45 calories, 0 grams fat, 12 grams carbohydrates, 0 grams proteinper tablespoon. This recipe is low in sodium. This recipe is low in fat.
This was my first time canning anything. I was so nervous but this recipe had good reviews so I tried it. They weren't lying, this recipe is perfect and my adventure into canning was a success.
Sep 17, 2011
This was the recipe I used when I canned peaches for the first time, and I absolutely love it! The peaches taste great (I usually use a bit less sugar per 3lbs of peaches...more like 4 1/2 to 4 3/4 cups. And they really are beautiful in the jar when completed!
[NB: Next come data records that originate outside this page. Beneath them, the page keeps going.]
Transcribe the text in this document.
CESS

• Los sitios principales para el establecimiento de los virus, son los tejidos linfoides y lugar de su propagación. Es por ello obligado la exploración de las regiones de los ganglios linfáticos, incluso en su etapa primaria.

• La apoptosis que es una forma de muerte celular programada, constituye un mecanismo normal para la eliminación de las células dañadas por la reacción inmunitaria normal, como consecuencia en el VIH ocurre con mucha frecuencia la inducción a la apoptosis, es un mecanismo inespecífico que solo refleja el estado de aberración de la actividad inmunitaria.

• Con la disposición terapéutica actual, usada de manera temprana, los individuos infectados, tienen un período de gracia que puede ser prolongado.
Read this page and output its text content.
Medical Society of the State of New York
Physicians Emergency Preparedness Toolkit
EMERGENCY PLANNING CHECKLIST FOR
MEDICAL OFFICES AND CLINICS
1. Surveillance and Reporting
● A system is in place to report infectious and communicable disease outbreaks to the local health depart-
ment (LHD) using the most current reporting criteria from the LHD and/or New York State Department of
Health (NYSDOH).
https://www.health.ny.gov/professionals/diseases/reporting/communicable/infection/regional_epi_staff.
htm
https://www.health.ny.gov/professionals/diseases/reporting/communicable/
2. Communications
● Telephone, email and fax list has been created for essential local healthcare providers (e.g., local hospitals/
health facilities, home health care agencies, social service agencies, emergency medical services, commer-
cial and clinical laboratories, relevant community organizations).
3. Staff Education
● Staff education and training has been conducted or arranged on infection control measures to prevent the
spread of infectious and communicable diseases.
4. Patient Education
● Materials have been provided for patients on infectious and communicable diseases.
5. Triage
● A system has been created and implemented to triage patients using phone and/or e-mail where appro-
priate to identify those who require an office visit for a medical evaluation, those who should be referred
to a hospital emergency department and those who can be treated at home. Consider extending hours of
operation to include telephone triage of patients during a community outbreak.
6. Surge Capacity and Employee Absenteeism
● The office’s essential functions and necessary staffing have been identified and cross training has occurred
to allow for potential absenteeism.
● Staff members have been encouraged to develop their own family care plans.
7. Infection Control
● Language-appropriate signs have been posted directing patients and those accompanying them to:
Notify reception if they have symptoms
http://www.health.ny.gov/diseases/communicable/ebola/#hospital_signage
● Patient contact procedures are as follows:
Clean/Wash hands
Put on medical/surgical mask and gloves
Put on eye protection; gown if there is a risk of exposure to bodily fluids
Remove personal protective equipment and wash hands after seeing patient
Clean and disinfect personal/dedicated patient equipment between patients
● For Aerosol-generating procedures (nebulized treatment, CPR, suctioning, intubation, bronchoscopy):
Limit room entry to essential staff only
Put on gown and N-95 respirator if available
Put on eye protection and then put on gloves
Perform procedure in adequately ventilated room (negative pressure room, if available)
Perfect end of summer, weekend project!
Jul 10, 2011
I have been doing home canning for years and although I am not a big fan of cooked peaches, found this to be a great recipe! It is definately time consuming but well worth the effort. I 4 X'd the recipe and put it up in jelly jars. The only thing I changed was boiling the peaches to remove the skin. I had fresh, ripe Alabama Freestone peaches and with very little effort the skins pulled off with a paring knife. Warning though...it is SWEET!!! (The peaches never go in the refrigerator but sit out covered for the entire process).
Aug 31, 2010
Member since: August 31, 2010
This was my first attempt at this recipe. It did not call for pectin and I followed recipe faithfully. I tried some in a dish and freezer and it never got any thicker so I cooked a little longer. This did not help and I was worried it would not jam up so I added pectin. The jam is all cooked and in jars BUT it still has not jellied. Looks thin when I roll the jar over. What happened?? Why did it not jell with pectin in it? I see other recipes with same ingredince but they had pectin in it so that is why I tried with pectin. Looking for an answer so I do not make this mistake again..
Sep 3, 2009
Absolutely delicious! I don't like the jelly-like consistency that some peach preserve recipes call for, so the thick, saucy texture of this recipe was just perfect for me. The texture also thickens and improves after refrigerating. And the peaches were chunky, alright!
Aug 28, 2008
I'm in the middle of trying this recipe. When it says to "cover and let rest overnight" does that mean refrigerate or not?
Aug 16, 2008
This was my first attempt at making preserves (or anything in the jam/jelly category). I used peaches from our tree and it turned out amazing!
The only thing I wish the author had done was to say how many cups of sliced peaches to use rather than just the weight. (the peaches on my tree are smaller than average, and did have bad spots that I had to cut off--so the original weight did not have the same yield as storebought peaches would have. I think I used 6 cups for a single batch.)
The preserves set beautifully and I received a lot of compliments.
Jul 17, 2008
I have made these preserves 3 times now and think it is by far one of the best that I have found. The color, consistency, and taste are to "die for" (quoting my neighbor)! This recipe is time consuming and requires a little bit of extra effort but is definitely worth it. What I like is that the resting and plumping of the fruit also let me rest in between steps as everyone knows that making peach jam, jelly, or preserves is hard work! :-) Also as a note, I added fruit fresh and made 12 lbs this time (4 times the recipe with no problems)Thank you Lleana!